Theresa Jenn Lopetrone, 35, is our gorgeous February cover model. Here, she reveals all about body image, fitspo and her love of food.
On contemporary definitions of ‘fitness’
Our society has glorified petite waistlines through the use of fat burners, overtraining and Photoshopping. Unfortunately, this standard of ‘fitness’ does not equate to ‘fit’. Somewhere along the way, we decided that chasing these perfected images was more important than focusing on our overall wellbeing. Some women are willing to put their health at risk just to obtain that special number on the scale, a specific placing on stage, or a certain body fat percentage for a photo shoot. It’s best to use that energy towards creating healthy habits that work for you and will prolong your life; this is fitness.
On body image and media
The fitness industry is very similar to the beauty/fashion industry in the sense that whatever is being glamourised and promoted sets the standard for people. However, it is our personal responsibility to stand up for what we believe in and not fall victim to this type of indoctrination. Individually, we can express our thoughts directly to publishers and refrain from comparing ourselves to invented imagery.
On aesthetic ideals
We need to advocate for ourselves and create our own standard of health. The truth is, if you’re not happy within, it doesn’t matter how much weight/body fat you lose; happiness and health are a way of life, not a jean size. I decided to stop allowing the scale to dictate my worth and ditched it for one month. To my surprise I dropped two kilograms in one month just from eating healthy. I didn’t give the scale permission to make me feel insecure or stressed because of some silly number. After a year doing CrossFit, friends asked me if I had lost six to 10 kilos and didn’t believe me when I said I’d only lost two. What had changed dramatically was my body fat percentage.

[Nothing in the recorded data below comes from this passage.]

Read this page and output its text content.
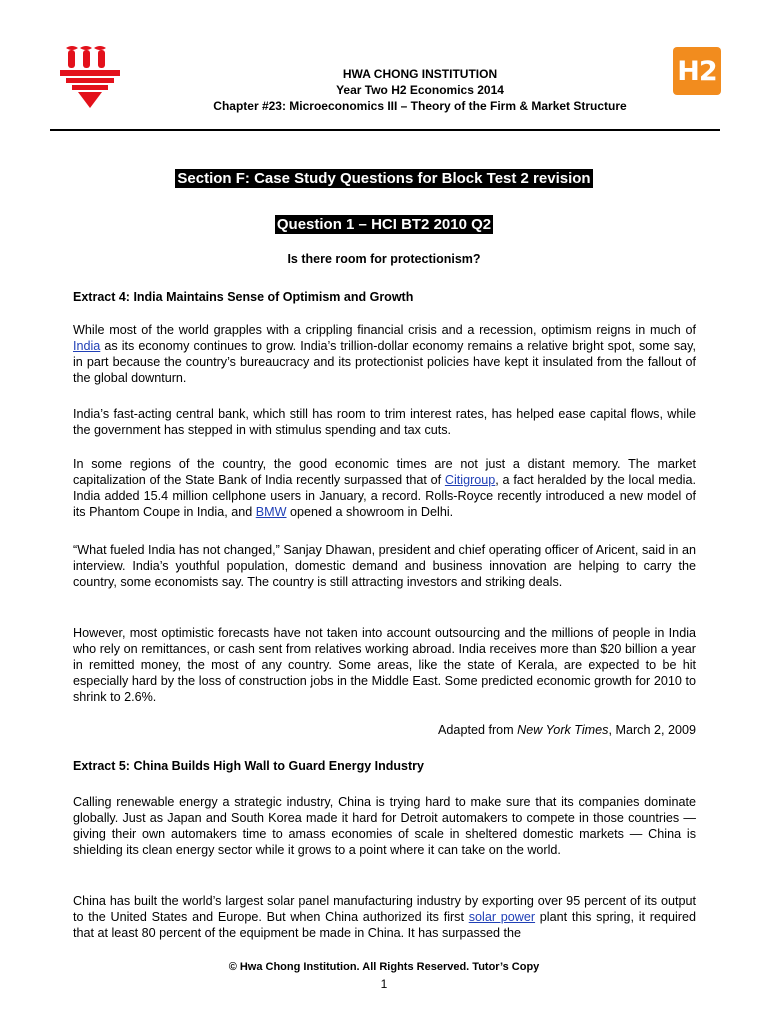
H2
HWA CHONG INSTITUTION
Year Two H2 Economics 2014
Chapter #23: Microeconomics III – Theory of the Firm & Market Structure
Section F: Case Study Questions for Block Test 2 revision
Question 1 – HCI BT2 2010 Q2
Is there room for protectionism?
Extract 4: India Maintains Sense of Optimism and Growth

While most of the world grapples with a crippling financial crisis and a recession, optimism reigns in much of India as its economy continues to grow. India’s trillion-dollar economy remains a relative bright spot, some say, in part because the country’s bureaucracy and its protectionist policies have kept it insulated from the fallout of the global downturn.

India’s fast-acting central bank, which still has room to trim interest rates, has helped ease capital flows, while the government has stepped in with stimulus spending and tax cuts.

In some regions of the country, the good economic times are not just a distant memory. The market capitalization of the State Bank of India recently surpassed that of Citigroup, a fact heralded by the local media. India added 15.4 million cellphone users in January, a record. Rolls-Royce recently introduced a new model of its Phantom Coupe in India, and BMW opened a showroom in Delhi.

“What fueled India has not changed,” Sanjay Dhawan, president and chief operating officer of Aricent, said in an interview. India’s youthful population, domestic demand and business innovation are helping to carry the country, some economists say. The country is still attracting investors and striking deals.

However, most optimistic forecasts have not taken into account outsourcing and the millions of people in India who rely on remittances, or cash sent from relatives working abroad. India receives more than $20 billion a year in remitted money, the most of any country. Some areas, like the state of Kerala, are expected to be hit especially hard by the loss of construction jobs in the Middle East. Some predicted economic growth for 2010 to shrink to 2.6%.

Adapted from New York Times, March 2, 2009
Extract 5: China Builds High Wall to Guard Energy Industry

Calling renewable energy a strategic industry, China is trying hard to make sure that its companies dominate globally. Just as Japan and South Korea made it hard for Detroit automakers to compete in those countries — giving their own automakers time to amass economies of scale in sheltered domestic markets — China is shielding its clean energy sector while it grows to a point where it can take on the world.

China has built the world’s largest solar panel manufacturing industry by exporting over 95 percent of its output to the United States and Europe. But when China authorized its first solar power plant this spring, it required that at least 80 percent of the equipment be made in China. It has surpassed the

© Hwa Chong Institution. All Rights Reserved. Tutor’s Copy
1
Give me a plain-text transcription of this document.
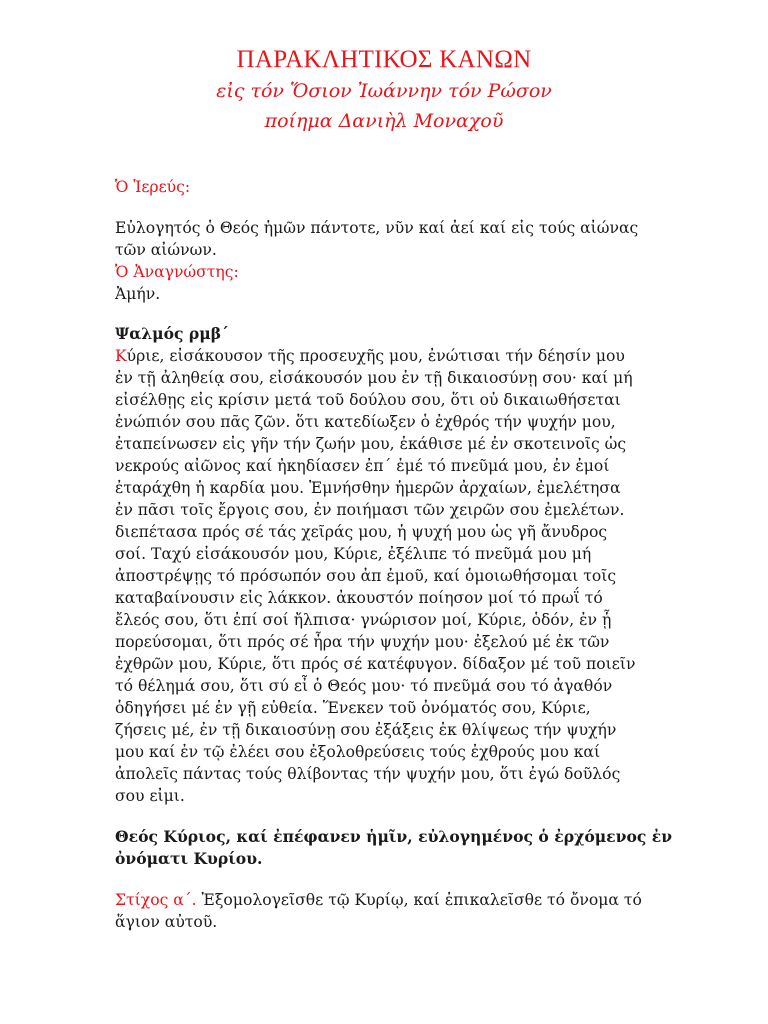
ΠΑΡΑΚΛΗΤΙΚΟΣ ΚΑΝΩΝ
εἰς τόν Ὅσιον Ἰωάννην τόν Ρώσον
ποίημα Δανιὴλ Μοναχοῦ
Ὁ Ἱερεύς:
Εὐλογητός ὁ Θεός ἡμῶν πάντοτε, νῦν καί ἀεί καί εἰς τούς αἰώνας
τῶν αἰώνων.
Ὁ Ἀναγνώστης:
Ἀμήν.
Ψαλμός ρμβ΄
Κύριε, εἰσάκουσον τῆς προσευχῆς μου, ἐνώτισαι τήν δέησίν μου
ἐν τῇ ἀληθείᾳ σου, εἰσάκουσόν μου ἐν τῇ δικαιοσύνῃ σου· καί μή
εἰσέλθῃς εἰς κρίσιν μετά τοῦ δούλου σου, ὅτι οὐ δικαιωθήσεται
ἐνώπιόν σου πᾶς ζῶν. ὅτι κατεδίωξεν ὁ ἐχθρός τήν ψυχήν μου,
ἐταπείνωσεν εἰς γῆν τήν ζωήν μου, ἐκάθισε μέ ἐν σκοτεινοῖς ὡς
νεκρούς αἰῶνος καί ἠκηδίασεν ἐπ΄ ἐμέ τό πνεῦμά μου, ἐν ἐμοί
ἐταράχθη ἡ καρδία μου. Ἐμνήσθην ἡμερῶν ἀρχαίων, ἐμελέτησα
ἐν πᾶσι τοῖς ἔργοις σου, ἐν ποιήμασι τῶν χειρῶν σου ἐμελέτων.
διεπέτασα πρός σέ τάς χεῖράς μου, ἡ ψυχή μου ὡς γῆ ἄνυδρος
σοί. Ταχύ εἰσάκουσόν μου, Κύριε, ἐξέλιπε τό πνεῦμά μου μή
ἀποστρέψῃς τό πρόσωπόν σου ἀπ ἐμοῦ, καί ὁμοιωθήσομαι τοῖς
καταβαίνουσιν εἰς λάκκον. ἀκουστόν ποίησον μοί τό πρωΐ τό
ἔλεός σου, ὅτι ἐπί σοί ἤλπισα· γνώρισον μοί, Κύριε, ὁδόν, ἐν ᾗ
πορεύσομαι, ὅτι πρός σέ ἦρα τήν ψυχήν μου· ἐξελού μέ ἐκ τῶν
ἐχθρῶν μου, Κύριε, ὅτι πρός σέ κατέφυγον. δίδαξον μέ τοῦ ποιεῖν
τό θέλημά σου, ὅτι σύ εἶ ὁ Θεός μου· τό πνεῦμά σου τό ἀγαθόν
ὁδηγήσει μέ ἐν γῇ εὐθεία. Ἕνεκεν τοῦ ὀνόματός σου, Κύριε,
ζήσεις μέ, ἐν τῇ δικαιοσύνῃ σου ἐξάξεις ἐκ θλίψεως τήν ψυχήν
μου καί ἐν τῷ ἐλέει σου ἐξολοθρεύσεις τούς ἐχθρούς μου καί
ἀπολεῖς πάντας τούς θλίβοντας τήν ψυχήν μου, ὅτι ἐγώ δοῦλός
σου εἰμι.
Θεός Κύριος, καί ἐπέφανεν ἡμῖν, εὐλογημένος ὁ ἐρχόμενος ἐν
ὀνόματι Κυρίου.
Στίχος α΄. Ἐξομολογεῖσθε τῷ Κυρίῳ, καί ἐπικαλεῖσθε τό ὄνομα τό
ἅγιον αὐτοῦ.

The scale doesn’t factor in things like body fat loss, so it’s really a bit of a red herring. If you are on transformation journey, take photos of yourself, measure your body, and see how your clothes fit. Otherwise our minds can play tricks on us and we don’t realise how far we’ve come. Sometimes you will take five steps forward and three steps back and that’s part of your journey and your learning process. If you want change to become lifelong, you’ll need to make mistakes and learn from them. You are human, not perfect.
The key for me making exercise a consistent part of my life was finding exercise I enjoyed, despite disliking all forms of exercise. I tried Pilates, spinning, yoga, running, hiking, cardio machines, circuit training, weight lifting, step classes, aerobics, and finally found CrossFit. For the first time I found an activity that motivated me, that made time fly by, and that mentally and physically challenged me in a fun way. I made a commitment to myself to attend this class three days a week and I even signed up for one-on-one training once a week. I did this for about a year and before I knew it my body had made drastic changes. My pant size went down and I began to see triceps and the beginning stages of abs.
On treat meals
I think it’s important to eat treats mindfully and really be present with what you are eating so you can fully enjoy it and feel satisfied. I take great pleasure in mindfully eating chocolate and cake. You can’t eat these items on a daily basis, but there is no reason you can’t have one serving on the weekend if you have been consistent with eating clean and being active all week long. The key is to plan what treat you want and what day you will eat your treat.
On eating clean
After learning from health and fitness magazines how to tweak my diet, I thought it was time to focus on eating food for my health and not for losing weight.